Let’s be clear: I wouldn’t dream of telling anyone else how to parent their children. I like to think I’m a decent golfer and a decent dad but I’m certainly far from perfect on either of those fronts. I am constantly striving to get better at both. My goal with this article is to provide you with a few nuggets to consider for getting your kids off to a solid start in this great game of ours. If after reading this article, you take away one or two tidbits that help you do that, mission accomplished.
The Cardinal Rule
If you take nothing else away from this article, remember this one thing: MAKE IT FUN. If your kid is not having fun on the course or at the range, you’re doing it wrong, regardless of your goals or your kid’s goals. Now is not the time to burden your little one with expectations of scholarships and trophies. Sure, perhaps your offspring has the DNA to make it as a professional golfer one day. The odds of that are low, for all of us, but it’s entirely possible.

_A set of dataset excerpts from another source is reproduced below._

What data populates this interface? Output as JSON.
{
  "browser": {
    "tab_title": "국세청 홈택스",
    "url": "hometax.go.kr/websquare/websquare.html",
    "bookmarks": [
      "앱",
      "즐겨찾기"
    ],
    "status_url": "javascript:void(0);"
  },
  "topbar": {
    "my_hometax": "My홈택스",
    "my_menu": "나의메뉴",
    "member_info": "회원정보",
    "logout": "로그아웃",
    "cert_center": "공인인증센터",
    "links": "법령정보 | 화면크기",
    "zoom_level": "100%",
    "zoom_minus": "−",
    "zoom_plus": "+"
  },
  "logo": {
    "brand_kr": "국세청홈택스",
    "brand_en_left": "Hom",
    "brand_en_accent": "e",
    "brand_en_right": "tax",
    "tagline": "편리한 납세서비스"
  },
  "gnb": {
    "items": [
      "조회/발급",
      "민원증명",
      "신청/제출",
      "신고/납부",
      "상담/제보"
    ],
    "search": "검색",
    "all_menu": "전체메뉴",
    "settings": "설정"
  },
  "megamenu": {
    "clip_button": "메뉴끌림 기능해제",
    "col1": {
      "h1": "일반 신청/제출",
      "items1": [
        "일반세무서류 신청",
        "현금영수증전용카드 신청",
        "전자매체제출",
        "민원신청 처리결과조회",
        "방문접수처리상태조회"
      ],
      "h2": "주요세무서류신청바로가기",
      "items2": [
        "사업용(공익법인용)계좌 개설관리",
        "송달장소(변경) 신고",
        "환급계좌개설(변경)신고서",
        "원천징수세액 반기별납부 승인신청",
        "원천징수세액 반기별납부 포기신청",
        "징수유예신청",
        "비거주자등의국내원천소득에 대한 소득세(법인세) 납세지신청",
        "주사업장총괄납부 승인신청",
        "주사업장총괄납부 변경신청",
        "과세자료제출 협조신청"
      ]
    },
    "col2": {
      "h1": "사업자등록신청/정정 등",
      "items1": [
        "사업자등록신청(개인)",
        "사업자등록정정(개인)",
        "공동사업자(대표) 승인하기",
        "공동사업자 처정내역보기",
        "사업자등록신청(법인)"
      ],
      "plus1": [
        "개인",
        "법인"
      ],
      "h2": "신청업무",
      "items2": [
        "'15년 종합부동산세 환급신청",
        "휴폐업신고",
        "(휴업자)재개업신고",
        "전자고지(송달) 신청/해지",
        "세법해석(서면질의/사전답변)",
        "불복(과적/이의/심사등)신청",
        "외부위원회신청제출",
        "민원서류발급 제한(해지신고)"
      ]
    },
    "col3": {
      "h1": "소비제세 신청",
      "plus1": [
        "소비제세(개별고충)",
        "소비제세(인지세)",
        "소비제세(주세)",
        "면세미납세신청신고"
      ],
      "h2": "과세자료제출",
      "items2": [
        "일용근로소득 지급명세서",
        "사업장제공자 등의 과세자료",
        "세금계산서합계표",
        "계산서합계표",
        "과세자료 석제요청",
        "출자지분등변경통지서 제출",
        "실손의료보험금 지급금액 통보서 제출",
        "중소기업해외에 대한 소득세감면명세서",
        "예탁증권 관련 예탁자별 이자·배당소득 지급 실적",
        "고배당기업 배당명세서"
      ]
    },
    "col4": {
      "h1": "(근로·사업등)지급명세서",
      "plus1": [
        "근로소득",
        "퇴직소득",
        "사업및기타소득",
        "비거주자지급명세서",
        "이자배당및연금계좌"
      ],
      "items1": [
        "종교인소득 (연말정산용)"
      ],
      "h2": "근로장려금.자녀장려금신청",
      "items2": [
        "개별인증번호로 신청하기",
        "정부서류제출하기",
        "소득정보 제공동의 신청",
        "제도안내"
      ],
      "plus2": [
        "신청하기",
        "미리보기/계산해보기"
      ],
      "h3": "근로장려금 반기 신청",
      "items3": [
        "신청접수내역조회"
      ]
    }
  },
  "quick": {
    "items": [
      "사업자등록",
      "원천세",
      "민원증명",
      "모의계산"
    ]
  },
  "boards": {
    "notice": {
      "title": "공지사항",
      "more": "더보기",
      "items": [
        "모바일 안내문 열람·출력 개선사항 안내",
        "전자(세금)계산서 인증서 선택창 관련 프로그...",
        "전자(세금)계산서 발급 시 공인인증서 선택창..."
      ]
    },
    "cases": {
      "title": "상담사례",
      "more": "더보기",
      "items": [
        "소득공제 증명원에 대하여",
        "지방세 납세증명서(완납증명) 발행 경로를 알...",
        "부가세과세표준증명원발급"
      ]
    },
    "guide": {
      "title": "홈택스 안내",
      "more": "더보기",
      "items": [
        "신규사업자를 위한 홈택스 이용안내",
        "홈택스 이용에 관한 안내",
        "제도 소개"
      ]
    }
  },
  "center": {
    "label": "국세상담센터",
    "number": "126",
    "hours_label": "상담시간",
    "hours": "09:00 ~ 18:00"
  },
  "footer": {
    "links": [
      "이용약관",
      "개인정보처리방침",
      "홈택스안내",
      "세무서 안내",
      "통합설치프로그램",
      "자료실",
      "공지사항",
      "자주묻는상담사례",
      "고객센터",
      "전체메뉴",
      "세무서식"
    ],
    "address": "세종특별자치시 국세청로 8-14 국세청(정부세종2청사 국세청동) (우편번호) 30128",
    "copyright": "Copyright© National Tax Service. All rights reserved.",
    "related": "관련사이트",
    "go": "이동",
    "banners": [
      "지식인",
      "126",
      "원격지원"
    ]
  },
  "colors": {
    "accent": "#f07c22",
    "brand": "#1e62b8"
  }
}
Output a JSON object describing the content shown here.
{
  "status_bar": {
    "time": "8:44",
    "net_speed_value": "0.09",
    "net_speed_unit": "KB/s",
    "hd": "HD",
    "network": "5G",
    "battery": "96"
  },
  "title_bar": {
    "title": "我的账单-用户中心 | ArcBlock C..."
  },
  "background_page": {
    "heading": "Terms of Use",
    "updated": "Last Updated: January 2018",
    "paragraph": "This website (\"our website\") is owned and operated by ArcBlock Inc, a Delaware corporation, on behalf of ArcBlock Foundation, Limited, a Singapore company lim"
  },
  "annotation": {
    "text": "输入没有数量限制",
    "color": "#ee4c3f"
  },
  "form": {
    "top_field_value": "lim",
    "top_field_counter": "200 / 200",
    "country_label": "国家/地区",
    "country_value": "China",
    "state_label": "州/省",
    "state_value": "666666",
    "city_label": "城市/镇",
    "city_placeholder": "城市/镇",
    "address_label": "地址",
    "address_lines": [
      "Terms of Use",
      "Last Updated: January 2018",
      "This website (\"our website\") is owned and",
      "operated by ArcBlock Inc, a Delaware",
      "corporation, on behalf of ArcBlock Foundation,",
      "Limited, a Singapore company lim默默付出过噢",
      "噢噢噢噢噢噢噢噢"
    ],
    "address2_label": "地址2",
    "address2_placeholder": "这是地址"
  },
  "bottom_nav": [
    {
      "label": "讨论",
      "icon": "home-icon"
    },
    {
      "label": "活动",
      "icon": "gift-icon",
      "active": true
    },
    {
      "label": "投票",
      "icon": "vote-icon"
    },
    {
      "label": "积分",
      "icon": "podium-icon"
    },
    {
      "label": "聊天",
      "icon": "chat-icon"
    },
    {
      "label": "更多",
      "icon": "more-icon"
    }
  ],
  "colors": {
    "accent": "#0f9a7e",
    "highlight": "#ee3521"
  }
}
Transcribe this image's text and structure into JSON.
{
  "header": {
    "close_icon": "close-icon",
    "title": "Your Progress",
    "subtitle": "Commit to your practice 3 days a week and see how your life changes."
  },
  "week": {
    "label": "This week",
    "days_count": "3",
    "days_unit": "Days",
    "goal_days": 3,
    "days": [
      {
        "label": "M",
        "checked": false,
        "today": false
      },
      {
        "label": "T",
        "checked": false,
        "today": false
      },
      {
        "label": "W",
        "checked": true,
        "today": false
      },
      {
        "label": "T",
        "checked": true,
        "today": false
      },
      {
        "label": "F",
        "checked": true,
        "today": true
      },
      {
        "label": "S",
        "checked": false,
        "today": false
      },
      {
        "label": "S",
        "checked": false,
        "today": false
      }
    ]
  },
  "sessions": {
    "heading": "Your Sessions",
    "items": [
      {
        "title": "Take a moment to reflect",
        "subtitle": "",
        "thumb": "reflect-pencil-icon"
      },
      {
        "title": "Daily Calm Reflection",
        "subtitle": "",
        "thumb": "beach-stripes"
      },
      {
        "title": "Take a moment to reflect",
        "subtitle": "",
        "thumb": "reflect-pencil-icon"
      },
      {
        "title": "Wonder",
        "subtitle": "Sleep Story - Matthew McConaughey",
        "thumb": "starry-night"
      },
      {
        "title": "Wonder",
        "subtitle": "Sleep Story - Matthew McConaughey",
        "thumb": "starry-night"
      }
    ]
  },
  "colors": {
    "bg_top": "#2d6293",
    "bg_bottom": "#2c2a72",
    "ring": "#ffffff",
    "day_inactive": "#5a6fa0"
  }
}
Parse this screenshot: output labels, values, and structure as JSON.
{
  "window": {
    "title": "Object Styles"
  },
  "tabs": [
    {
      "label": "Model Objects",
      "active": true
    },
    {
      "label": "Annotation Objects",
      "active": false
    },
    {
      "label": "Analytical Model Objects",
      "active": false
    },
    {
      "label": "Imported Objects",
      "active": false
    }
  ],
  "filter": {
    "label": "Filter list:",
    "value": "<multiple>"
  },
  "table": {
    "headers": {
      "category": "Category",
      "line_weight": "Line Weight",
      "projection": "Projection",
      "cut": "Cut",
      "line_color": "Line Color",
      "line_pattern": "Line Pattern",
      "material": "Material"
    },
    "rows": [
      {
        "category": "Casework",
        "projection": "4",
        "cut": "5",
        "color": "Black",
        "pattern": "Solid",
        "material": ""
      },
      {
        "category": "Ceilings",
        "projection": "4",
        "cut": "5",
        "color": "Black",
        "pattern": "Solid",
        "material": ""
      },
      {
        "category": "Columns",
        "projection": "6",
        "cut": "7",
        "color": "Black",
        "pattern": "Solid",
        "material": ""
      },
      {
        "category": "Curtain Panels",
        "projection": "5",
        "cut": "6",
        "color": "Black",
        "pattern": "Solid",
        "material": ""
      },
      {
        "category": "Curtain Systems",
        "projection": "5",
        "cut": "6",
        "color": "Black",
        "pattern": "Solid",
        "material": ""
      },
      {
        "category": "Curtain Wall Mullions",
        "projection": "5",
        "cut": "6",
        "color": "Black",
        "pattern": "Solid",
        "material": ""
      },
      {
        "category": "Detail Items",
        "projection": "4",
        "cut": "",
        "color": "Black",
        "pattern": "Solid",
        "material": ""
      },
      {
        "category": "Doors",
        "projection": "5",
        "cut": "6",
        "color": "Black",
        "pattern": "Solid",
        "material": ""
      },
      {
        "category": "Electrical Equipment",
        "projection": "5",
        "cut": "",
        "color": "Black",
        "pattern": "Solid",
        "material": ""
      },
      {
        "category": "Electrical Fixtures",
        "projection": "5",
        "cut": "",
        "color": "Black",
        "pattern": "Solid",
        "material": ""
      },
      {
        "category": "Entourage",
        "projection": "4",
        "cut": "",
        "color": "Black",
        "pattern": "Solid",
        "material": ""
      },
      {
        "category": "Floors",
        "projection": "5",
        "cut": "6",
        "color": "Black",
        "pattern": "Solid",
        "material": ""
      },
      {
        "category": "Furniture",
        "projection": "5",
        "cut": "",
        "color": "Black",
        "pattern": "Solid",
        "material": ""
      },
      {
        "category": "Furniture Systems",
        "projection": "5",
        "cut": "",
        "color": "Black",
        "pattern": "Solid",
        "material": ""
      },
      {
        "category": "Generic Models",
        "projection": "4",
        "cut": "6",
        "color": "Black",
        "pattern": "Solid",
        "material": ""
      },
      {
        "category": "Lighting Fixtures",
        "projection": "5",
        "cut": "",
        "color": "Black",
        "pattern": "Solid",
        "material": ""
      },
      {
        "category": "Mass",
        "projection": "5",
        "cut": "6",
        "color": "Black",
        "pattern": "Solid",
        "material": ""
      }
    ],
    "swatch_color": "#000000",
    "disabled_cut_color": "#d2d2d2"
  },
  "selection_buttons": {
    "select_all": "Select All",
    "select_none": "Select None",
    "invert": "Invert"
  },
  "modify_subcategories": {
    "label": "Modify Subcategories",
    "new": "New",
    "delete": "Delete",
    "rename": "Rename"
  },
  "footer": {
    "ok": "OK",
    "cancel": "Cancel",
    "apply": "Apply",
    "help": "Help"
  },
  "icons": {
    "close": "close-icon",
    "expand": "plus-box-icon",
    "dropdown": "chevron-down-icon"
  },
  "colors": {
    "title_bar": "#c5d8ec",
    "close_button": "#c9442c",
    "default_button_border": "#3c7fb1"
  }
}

The thing is that for little Timmy to decide he wants to win the Masters when he grows up, he’s got to fall in love with the game first or that goal won’t stick. Your job is to start that love affair and that means making golf synonymous with fun. The time to push Timmy may come but it’s certainly not at the beginning of his golf journey. Do your best to make every outing fun and you’re certain to have him coming back for more.
Keeping It Fun
So, how do you keep it fun? For starters, drop all expectations. Your first nine holes with your child will not be like a nine with your buddies, at all. Take them out for a twilight nine, peg them up from 100 to 150 yards out, and turn them loose, all while being a fountain of encouragement and enthusiasm along the way. But there’s a good chance they won’t last a full nine. If they say “Dad, can we go?” after five, the answer should be an emphatic “yes.” Always leave on a high note. Telling your kid “in three more holes” risks turning it into a chore and the fun-meter starts plummeting. And don’t sweat the fees; you’ll find a lot of courses won’t charge you for your new playing partner anyway.